Today a marathon is running through my neighborhood. Lance and I watched the lead runners pass the 14-mile mark. The lead female runners—two unbearably skinny women—one right on the heels of the other, came just a couple of minutes after the lead male runners. The gap is closing fast. They were all running sub-five-minute miles.
When I watch these elite runners go by, it seems I am in the presence of super humans. The cyclists buzz all around the front runners to make sure nothing happens to their delicate ankles on the course, I guess. The guys on bikes have to pound just to keep up with the athletes on foot.

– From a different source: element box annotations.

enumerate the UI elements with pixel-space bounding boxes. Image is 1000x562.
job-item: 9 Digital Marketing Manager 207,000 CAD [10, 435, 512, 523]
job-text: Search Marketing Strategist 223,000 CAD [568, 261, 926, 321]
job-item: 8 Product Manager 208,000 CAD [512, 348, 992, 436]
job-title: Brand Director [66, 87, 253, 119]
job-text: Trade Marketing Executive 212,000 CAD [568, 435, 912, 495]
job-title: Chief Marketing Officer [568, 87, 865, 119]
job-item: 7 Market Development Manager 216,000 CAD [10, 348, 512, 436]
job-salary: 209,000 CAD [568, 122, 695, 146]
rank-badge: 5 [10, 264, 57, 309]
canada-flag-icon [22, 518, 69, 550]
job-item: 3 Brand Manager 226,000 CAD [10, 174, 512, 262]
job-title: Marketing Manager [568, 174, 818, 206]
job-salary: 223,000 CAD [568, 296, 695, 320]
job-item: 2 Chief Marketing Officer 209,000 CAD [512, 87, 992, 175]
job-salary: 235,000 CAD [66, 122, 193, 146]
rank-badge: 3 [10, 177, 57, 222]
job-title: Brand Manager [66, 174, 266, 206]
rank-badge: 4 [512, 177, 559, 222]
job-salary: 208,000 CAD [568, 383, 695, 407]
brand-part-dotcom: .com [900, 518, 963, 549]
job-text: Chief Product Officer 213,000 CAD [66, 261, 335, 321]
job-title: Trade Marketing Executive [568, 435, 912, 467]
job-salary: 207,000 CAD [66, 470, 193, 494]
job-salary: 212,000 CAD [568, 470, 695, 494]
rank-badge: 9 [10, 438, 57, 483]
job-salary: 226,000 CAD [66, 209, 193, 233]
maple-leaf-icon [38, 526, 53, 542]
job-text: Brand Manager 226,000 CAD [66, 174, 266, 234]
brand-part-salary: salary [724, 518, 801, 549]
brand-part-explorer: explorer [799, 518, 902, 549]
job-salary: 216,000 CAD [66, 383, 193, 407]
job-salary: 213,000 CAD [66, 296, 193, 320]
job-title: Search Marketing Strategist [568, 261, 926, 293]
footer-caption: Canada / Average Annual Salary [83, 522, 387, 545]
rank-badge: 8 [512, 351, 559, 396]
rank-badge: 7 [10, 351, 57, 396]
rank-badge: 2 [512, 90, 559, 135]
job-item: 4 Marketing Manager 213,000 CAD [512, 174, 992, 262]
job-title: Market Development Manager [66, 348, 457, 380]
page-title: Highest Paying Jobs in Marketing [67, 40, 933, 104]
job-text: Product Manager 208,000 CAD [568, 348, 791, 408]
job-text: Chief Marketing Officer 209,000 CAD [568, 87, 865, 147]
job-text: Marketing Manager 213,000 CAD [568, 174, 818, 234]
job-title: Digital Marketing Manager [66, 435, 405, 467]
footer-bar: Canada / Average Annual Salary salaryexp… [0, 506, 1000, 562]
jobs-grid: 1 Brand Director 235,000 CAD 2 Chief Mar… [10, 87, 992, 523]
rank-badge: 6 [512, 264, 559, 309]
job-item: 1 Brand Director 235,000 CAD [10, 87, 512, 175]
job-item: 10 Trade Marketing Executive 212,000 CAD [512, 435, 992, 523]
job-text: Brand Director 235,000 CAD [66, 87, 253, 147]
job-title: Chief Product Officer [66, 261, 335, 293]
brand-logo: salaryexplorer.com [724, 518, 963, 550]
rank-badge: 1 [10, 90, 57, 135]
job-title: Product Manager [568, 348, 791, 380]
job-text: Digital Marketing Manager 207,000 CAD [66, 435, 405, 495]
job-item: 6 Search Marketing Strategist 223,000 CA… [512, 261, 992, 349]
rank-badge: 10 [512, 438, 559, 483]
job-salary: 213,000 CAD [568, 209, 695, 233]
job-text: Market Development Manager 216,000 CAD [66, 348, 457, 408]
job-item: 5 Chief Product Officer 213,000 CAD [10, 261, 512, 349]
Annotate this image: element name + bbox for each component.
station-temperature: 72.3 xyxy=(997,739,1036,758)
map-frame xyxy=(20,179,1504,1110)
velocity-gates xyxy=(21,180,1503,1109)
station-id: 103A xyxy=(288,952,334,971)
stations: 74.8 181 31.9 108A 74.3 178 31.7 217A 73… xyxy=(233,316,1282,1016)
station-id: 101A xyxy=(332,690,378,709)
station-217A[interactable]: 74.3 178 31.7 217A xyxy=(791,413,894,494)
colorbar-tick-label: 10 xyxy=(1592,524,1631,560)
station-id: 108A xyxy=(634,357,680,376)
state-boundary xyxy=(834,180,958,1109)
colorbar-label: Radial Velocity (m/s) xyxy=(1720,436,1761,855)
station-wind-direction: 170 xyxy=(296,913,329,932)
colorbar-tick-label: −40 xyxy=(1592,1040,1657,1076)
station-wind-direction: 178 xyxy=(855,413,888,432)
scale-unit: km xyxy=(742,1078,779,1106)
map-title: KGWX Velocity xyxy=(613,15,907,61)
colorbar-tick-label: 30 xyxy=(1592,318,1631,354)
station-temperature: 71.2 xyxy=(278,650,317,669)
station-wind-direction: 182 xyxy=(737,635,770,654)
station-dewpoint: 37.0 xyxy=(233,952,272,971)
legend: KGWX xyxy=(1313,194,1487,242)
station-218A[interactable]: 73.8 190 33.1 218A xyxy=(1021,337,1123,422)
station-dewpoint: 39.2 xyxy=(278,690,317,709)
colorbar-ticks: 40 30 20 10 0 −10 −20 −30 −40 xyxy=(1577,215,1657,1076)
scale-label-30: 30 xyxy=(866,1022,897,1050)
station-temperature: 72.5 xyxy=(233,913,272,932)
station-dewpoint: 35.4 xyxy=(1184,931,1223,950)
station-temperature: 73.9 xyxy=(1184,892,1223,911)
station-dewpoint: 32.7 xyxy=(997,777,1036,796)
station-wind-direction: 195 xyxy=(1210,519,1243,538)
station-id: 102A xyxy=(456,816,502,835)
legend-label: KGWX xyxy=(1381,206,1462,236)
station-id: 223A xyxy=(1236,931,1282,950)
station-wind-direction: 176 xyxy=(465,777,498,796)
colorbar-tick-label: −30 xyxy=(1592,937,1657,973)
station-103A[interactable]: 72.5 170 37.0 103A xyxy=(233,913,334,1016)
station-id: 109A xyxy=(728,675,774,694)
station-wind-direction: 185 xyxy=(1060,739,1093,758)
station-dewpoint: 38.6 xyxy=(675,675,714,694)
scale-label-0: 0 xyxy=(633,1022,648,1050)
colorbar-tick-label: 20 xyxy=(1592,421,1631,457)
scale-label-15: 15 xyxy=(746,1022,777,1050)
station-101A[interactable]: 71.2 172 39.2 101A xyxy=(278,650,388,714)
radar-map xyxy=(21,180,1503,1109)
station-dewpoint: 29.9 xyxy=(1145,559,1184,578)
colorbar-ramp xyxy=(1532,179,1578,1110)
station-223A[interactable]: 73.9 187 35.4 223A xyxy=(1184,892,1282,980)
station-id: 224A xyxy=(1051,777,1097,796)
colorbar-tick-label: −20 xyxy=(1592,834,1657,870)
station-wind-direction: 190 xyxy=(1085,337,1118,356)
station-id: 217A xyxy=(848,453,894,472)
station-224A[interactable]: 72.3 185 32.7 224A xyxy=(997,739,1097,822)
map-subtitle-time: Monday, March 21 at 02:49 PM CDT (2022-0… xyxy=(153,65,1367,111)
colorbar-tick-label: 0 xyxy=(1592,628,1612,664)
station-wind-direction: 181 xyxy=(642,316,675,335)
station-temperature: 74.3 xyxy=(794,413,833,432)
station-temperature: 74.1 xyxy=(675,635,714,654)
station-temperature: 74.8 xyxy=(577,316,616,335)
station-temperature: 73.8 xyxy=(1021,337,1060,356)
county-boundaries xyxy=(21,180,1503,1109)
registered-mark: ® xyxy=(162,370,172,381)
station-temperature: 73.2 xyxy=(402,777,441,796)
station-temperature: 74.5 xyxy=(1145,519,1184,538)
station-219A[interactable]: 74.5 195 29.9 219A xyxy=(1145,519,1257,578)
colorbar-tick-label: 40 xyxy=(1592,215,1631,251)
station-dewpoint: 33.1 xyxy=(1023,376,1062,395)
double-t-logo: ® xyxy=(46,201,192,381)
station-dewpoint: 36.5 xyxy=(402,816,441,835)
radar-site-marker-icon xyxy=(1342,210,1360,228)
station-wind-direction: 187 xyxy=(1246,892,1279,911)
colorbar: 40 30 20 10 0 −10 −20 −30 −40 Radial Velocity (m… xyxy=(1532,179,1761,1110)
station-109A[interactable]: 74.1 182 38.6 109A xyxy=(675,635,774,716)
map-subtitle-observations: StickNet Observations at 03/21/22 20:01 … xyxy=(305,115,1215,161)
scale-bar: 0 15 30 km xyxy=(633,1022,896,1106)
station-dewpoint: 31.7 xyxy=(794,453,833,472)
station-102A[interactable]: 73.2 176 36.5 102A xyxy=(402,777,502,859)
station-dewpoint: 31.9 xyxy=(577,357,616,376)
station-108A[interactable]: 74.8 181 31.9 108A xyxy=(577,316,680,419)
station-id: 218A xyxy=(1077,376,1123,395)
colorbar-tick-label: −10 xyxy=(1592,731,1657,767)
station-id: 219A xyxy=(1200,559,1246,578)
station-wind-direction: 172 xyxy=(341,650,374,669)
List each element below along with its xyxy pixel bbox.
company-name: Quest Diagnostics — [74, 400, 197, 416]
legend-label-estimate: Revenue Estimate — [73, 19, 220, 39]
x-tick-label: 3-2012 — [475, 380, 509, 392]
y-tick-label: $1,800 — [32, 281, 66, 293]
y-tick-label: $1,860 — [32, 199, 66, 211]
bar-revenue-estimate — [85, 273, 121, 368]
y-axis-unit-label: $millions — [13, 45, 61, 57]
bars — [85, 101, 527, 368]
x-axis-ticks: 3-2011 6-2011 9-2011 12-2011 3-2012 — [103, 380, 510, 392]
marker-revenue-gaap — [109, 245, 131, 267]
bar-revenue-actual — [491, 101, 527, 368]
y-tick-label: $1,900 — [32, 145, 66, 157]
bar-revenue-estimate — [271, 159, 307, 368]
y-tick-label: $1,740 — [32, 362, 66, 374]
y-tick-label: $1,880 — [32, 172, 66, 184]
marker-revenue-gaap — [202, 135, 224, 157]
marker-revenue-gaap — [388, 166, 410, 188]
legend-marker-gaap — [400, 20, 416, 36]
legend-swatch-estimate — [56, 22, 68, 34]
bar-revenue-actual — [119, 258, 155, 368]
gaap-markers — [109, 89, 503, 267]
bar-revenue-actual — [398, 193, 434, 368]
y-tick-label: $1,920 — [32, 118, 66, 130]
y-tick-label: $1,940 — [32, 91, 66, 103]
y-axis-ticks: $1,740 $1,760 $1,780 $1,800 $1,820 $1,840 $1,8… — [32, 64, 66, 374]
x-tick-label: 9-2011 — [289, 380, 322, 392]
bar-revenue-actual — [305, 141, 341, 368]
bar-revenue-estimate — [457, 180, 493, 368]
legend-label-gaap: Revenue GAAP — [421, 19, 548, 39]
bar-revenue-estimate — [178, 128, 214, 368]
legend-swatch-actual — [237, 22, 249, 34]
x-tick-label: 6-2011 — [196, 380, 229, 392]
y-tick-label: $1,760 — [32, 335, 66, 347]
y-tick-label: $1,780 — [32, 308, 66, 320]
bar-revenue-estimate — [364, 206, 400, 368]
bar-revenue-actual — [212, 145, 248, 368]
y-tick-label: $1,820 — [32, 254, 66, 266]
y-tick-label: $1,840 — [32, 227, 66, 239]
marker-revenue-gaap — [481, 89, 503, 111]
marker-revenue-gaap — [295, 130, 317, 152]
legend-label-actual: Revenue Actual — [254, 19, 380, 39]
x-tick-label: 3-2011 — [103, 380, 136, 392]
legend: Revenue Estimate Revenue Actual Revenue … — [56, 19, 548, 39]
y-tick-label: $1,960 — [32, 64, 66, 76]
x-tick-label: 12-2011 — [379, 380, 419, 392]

I enjoy watching these elite runners because they run on ordinary streets in my ordinary neighborhood. It’s a very different experience than seeing the Olympic downhill skiers race on TV. Or even being in the Dome for a Saints game. In the latter example, although I am technically seeing these athletes in person (definitely more exciting than TV), there is so much distance, noise, people, equipment, rows and rows of stands, cameras, coaches staff, between us that we might as well be on different planets. In those instances I don’t get a lived sense of the athlete in the way I do when I stand on Esplanade Avenue at 8:00 in the morning and see a sinewy man run really fast. His quadriceps bunch, the sweat flies from his chin, his face twists in a grimace. Is it ecstasy? Pain? Hard to be sure, but it’s definitely something out of ordinary human experience. He moves at such a clip that the men on bikes have to hustle to keep pace, and I have to drink in every detail of his exertion in a flash that goes so fast, I almost wonder if I really saw it.
Esplanade Avenue is mostly empty, save for me, Lance and a man taking pictures as he waits for his wife, running in the half-marathon to come by. She will arrive much later in the pack. Most of the people who live on Esplanade Avenue are still asleep, I imagine, or just pouring their coffee. They may never know that some of the fastest men and women in the world have just run past their sleepy bedroom windows. I am reminded of the purity in a good run. You don’t need anything but a pair of sneakers, the road, two good legs . . . decent weather would be nice.
Humans in motion. No, I mean super humans in motion. I can make an effort to finish a 10K without dying. That makes me merely human. When I watch these magical, ropy, ephemeral creatures, I witness a moment of grace. There I see what may be possible in human form. (Not my human form, mind you.) These runners display something extraordinary. They vaguely resemble us fellow humans, our general shape. We have the same number of arms and legs. Yet, they transcend the regular definition of being human. They defy physics and overturn the usual expectation we have of our bodies. They leave us onlookers momentarily amazed. “Look!” is all we can say and point. Quick, before this grace passes. You can miss it, if you’re not paying attention.
Here is a note from Emily.
#787, c. 1863
Such is the Force of Happiness —
The Least — can lift a Ton
Assisted by its stimulus —
Who Misery — sustains —
No Sinew can afford —
The Cargo of Themselves —
Too infinite for Consciousness’
Emily says, and I agree, that super humans, like those running at the front of the marathon, transcend ordinary physical limits because they have contacted something non-physical. Or extra-physical. Emily calls it happiness. The force of happiness makes a person super human. Anything is possible once the mind finds joy. Or as Huggy Bear once said on “Starsky and Hutch” (my favorite TV show when I was a kid), “When the spirit is willing, the flesh can do all sorts of groovy things.” I don’t know if the philosophy of Huggy Bear was informed by a close reading of Dickinson’s work. I do know that happiness has as much power in the world as a gun, or a car crash, or an earthquake.
The only note I’d add here is that we tend to think of happiness as an accident that happens to us, rather than something we actively create on our own. Thus we remain powerless and weak in despair when considering happiness and its force in the world. In that brain wrinkle, happiness is something that happens to other people, if they’re lucky.
Then I see a runner like the ones I saw today. They get that way by putting on their shoes every day and hitting the road. Happiness or the state of being super human is a practice. It is a cultivated state that accumulates force over time, preparing the body to receive that grace. Unanticipated grace is the other part of this equation, sublime and quickly passing. When a habit of mind meets a world disposed toward movement, anything is possible. You have to be ready.